11. The thin film transistor of claim 9, wherein the intermixing layer is arranged between the semiconductor layer and the first metal oxide layer.

12. The thin film transistor of claim 1, wherein the semiconductor layer comprises a channel portion and a peripheral portion that is arranged around the channel portion, and the first metal oxide layer contacts the peripheral portion without contacting the channel portion.

13. The thin film transistor of claim 12, further comprising a first metal oxide layer that contacts the channel portion.

14. The thin film transistor of claim 13, wherein the first metal oxide layer that contacts the channel portion is thinner than the first metal oxide layer that contacts the peripheral portion.

15. A thin film transistor comprising:

a semiconductor layer;

a first metal oxide layer contacting the semiconductor layer and having thermal conductivity that is lower than the thermal conductivity of the semiconductor layer; and

a metal layer contacting the first metal oxide layer.

16. The thin film transistor of claim 15, further comprising a third metal oxide layer having thermal conductivity that is higher than the thermal conductivity of the first metal oxide layer,

wherein the metal layer is arranged between the first metal oxide layer and the third metal oxide layer.

17. The thin film transistor of claim 15, wherein the semiconductor layer comprises a channel portion and a peripheral portion that is arranged around the channel portion, and the first metal oxide layer contacts the peripheral portion without contacting the channel portion.

18. The thin film transistor of claim 17, further comprising a first metal oxide layer that contacts the channel portion.

19. The thin film transistor of claim 18, wherein the first metal oxide layer that contacts the channel portion is thinner than the first metal oxide layer that contacts the peripheral portion.

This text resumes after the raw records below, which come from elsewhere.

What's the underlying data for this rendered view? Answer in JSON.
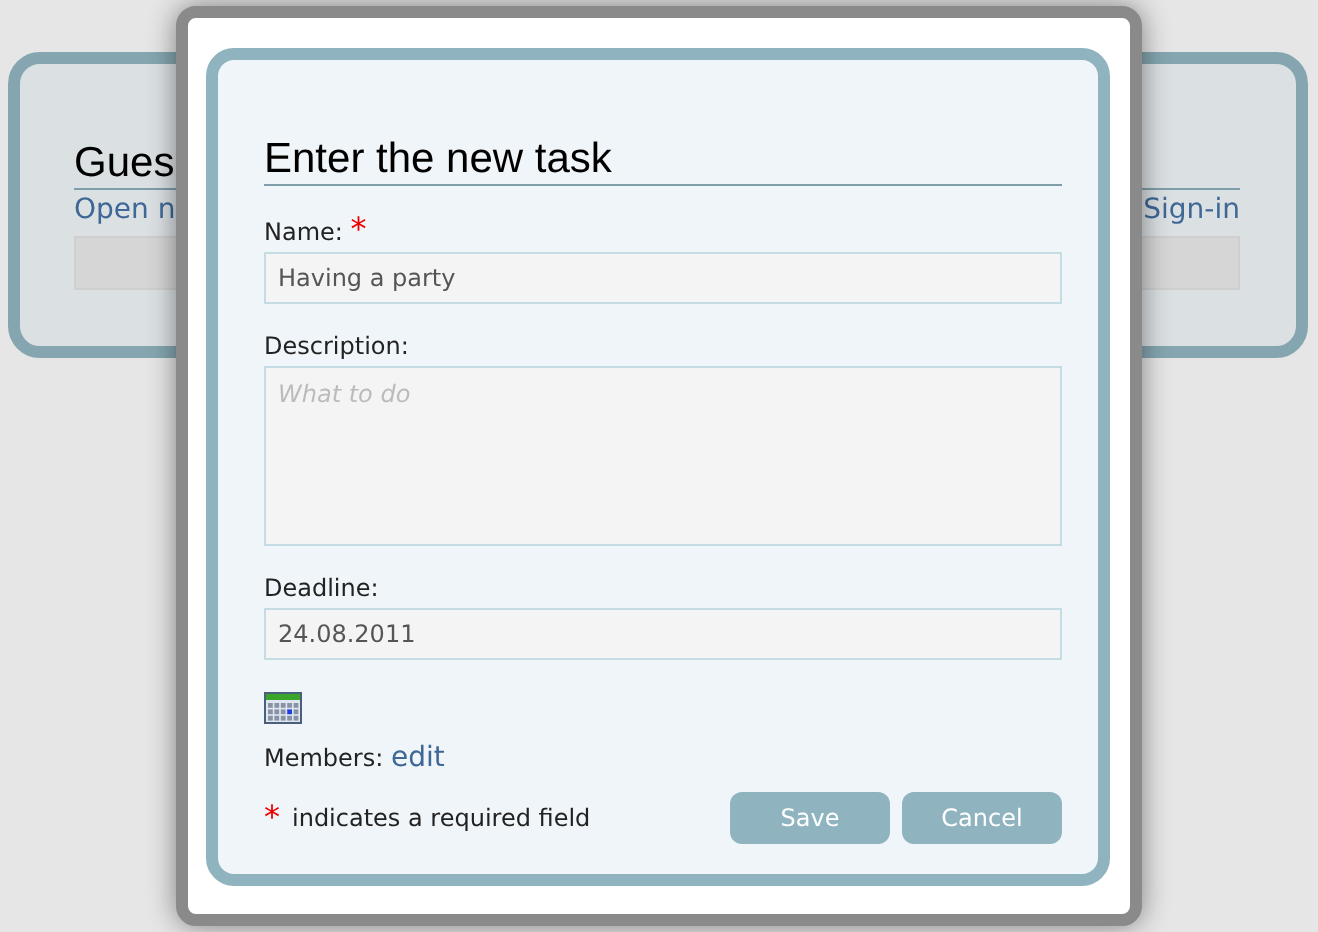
{
  "background_page": {
    "heading": "Gues",
    "link_left": "Open n",
    "link_right": "Sign-in"
  },
  "dialog": {
    "title": "Enter the new task",
    "fields": [
      {
        "kind": "text",
        "label": "Name:",
        "required_mark": "*",
        "value": "Having a party"
      },
      {
        "kind": "textarea",
        "label": "Description:",
        "placeholder": "What to do"
      },
      {
        "kind": "text",
        "label": "Deadline:",
        "value": "24.08.2011"
      }
    ],
    "members": {
      "label": "Members:",
      "link": "edit"
    },
    "required_note": {
      "mark": "*",
      "text": "indicates a required field"
    },
    "buttons": [
      "Save",
      "Cancel"
    ]
  }
}
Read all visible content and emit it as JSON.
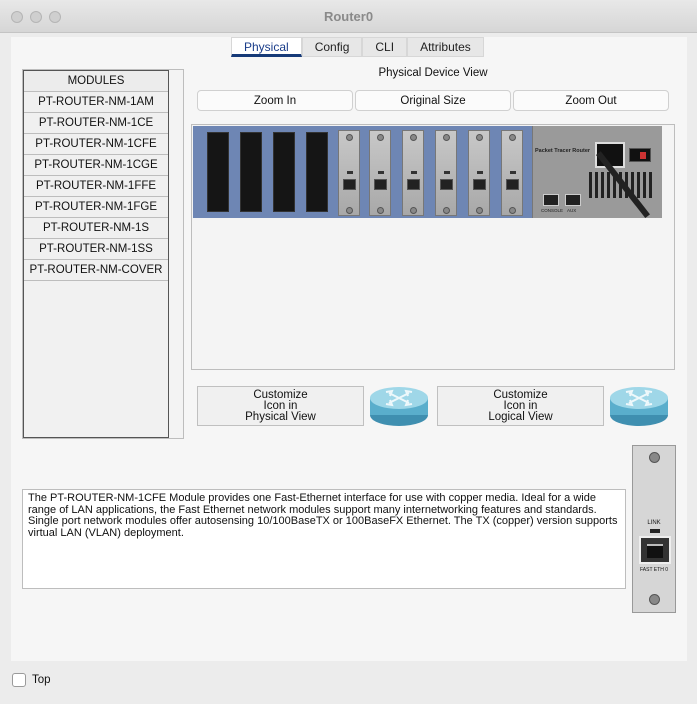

20. The thin film transistor of claim 16, wherein the first metal oxide layer is made of a first material, the semiconductor layer is made of a second material, and the thin film transistor further comprises an intermixing layer in which the first material and the second material are mixed, and the intermixing layer has thermal conductivity that is lower than the thermal conductivity of the semiconductor layer.